Use Case: Upgrading with Minimum Downtime

This use case outlines a scenario for achieving a minimum-downtime upgrade in an implementation of the Akana API Platform spanning multiple data centers.

This example includes two data centers, but the approach would work in exactly the same way for any number of data centers. In this example, the upgrade is from version 8.2 to 8.4. The principle is the same between any two major versions.

Note that in this example, the term minimum-downtime is used to mean that the API Gateway has zero or minimal downtime. It's possible that during the upgrade process either Policy Manager or Community Manager, or both, might experience some downtime. This might be necessary if the upgrade includes database schema changes.
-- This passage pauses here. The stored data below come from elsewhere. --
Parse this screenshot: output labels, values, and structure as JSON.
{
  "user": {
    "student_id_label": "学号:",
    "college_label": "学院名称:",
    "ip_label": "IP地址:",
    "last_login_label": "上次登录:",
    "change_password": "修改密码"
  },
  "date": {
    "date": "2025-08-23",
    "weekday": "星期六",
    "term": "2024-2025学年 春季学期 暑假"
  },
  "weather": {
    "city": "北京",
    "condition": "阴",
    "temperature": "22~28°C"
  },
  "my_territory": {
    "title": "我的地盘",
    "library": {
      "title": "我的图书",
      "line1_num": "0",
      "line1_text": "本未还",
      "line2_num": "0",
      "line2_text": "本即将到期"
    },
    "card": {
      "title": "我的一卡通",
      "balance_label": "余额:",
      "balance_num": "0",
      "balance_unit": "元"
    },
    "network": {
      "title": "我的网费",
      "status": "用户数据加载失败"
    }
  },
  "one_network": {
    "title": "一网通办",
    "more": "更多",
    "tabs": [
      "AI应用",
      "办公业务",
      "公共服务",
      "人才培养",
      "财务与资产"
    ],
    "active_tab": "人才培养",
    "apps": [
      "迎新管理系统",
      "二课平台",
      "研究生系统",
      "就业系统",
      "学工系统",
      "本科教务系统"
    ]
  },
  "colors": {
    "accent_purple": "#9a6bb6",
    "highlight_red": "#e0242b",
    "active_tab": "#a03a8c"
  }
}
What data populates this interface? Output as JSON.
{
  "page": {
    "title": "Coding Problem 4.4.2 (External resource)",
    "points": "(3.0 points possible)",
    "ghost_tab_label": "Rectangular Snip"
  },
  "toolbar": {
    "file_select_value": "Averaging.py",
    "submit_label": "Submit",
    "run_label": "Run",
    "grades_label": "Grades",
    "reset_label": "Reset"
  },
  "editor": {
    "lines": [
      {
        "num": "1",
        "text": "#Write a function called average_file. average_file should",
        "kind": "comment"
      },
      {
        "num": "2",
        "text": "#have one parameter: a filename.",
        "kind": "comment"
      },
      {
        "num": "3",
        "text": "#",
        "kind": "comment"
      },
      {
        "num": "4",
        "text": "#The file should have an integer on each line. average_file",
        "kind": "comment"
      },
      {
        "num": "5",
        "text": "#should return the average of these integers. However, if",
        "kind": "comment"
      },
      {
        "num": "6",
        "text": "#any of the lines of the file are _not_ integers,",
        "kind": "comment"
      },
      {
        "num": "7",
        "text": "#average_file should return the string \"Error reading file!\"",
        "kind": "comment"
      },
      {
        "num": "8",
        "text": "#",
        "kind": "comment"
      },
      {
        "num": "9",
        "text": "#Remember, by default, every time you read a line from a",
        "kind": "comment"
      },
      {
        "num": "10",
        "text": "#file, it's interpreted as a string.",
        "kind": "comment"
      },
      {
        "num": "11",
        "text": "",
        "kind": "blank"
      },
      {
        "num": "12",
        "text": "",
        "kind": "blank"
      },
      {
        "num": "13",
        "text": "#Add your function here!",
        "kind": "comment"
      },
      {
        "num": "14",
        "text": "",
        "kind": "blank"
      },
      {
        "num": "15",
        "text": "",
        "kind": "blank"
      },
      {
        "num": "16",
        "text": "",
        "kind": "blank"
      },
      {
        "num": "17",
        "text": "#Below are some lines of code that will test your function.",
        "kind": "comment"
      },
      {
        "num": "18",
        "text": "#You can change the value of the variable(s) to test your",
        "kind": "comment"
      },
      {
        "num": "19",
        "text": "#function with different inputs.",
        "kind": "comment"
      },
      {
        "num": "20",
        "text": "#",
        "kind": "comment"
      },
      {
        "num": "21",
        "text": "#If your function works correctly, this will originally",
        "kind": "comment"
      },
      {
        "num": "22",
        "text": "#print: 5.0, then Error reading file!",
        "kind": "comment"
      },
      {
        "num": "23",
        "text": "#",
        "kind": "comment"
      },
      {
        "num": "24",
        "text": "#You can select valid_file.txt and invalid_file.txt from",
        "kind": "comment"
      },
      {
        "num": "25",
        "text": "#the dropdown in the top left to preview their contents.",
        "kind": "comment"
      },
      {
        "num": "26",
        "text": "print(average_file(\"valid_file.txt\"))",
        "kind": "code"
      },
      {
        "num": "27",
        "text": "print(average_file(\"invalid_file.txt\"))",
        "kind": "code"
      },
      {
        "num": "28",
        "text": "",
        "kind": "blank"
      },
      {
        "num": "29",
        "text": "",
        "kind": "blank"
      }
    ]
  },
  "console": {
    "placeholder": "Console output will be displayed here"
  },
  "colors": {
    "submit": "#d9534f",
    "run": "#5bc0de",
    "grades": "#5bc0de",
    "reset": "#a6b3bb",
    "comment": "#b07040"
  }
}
Essentially, you are removing a specific container from normal traffic, upgrading it, and then adding it back into the cluster.

Note: This use case provides an approach for manual upgrade across multiple data centers. However, the best, and recommended, approach for upgrade in a production environment is via automation, which is available as a service from the Akana Professional Services department. For details about automation options, contact your Akana representative.

Some points to bear in mind when considering a minimum-downtime upgrade:

The Network Director uses caching, which is very important during any upgrade.
If authorizations for policies have been approved within the last four hours, these will be used during the upgrade of the Policy Manager containers.
Analytics are cached during the small time that Policy Manager containers are being upgraded. This is only important if writes are being done remotely via Policy Manager.
The approach of taking data centers offline and upgrading them one at a time, or doing the same with nodes in a cluster, makes it possible to complete an upgrade with zero or minimum downtime.
A previous-version Network Director container can communicate with an upgraded Policy Manager container. For example, Version 2019.1.x Network Director containers can communicate with upgraded version 2019.1.x Policy Manager containers.
In the approach taken in this use case, the first Policy Manager upgrade is responsible for upgrading the database. While Policy Manager is down for this upgrade, the Network Director instances are using cache for any runtime calls.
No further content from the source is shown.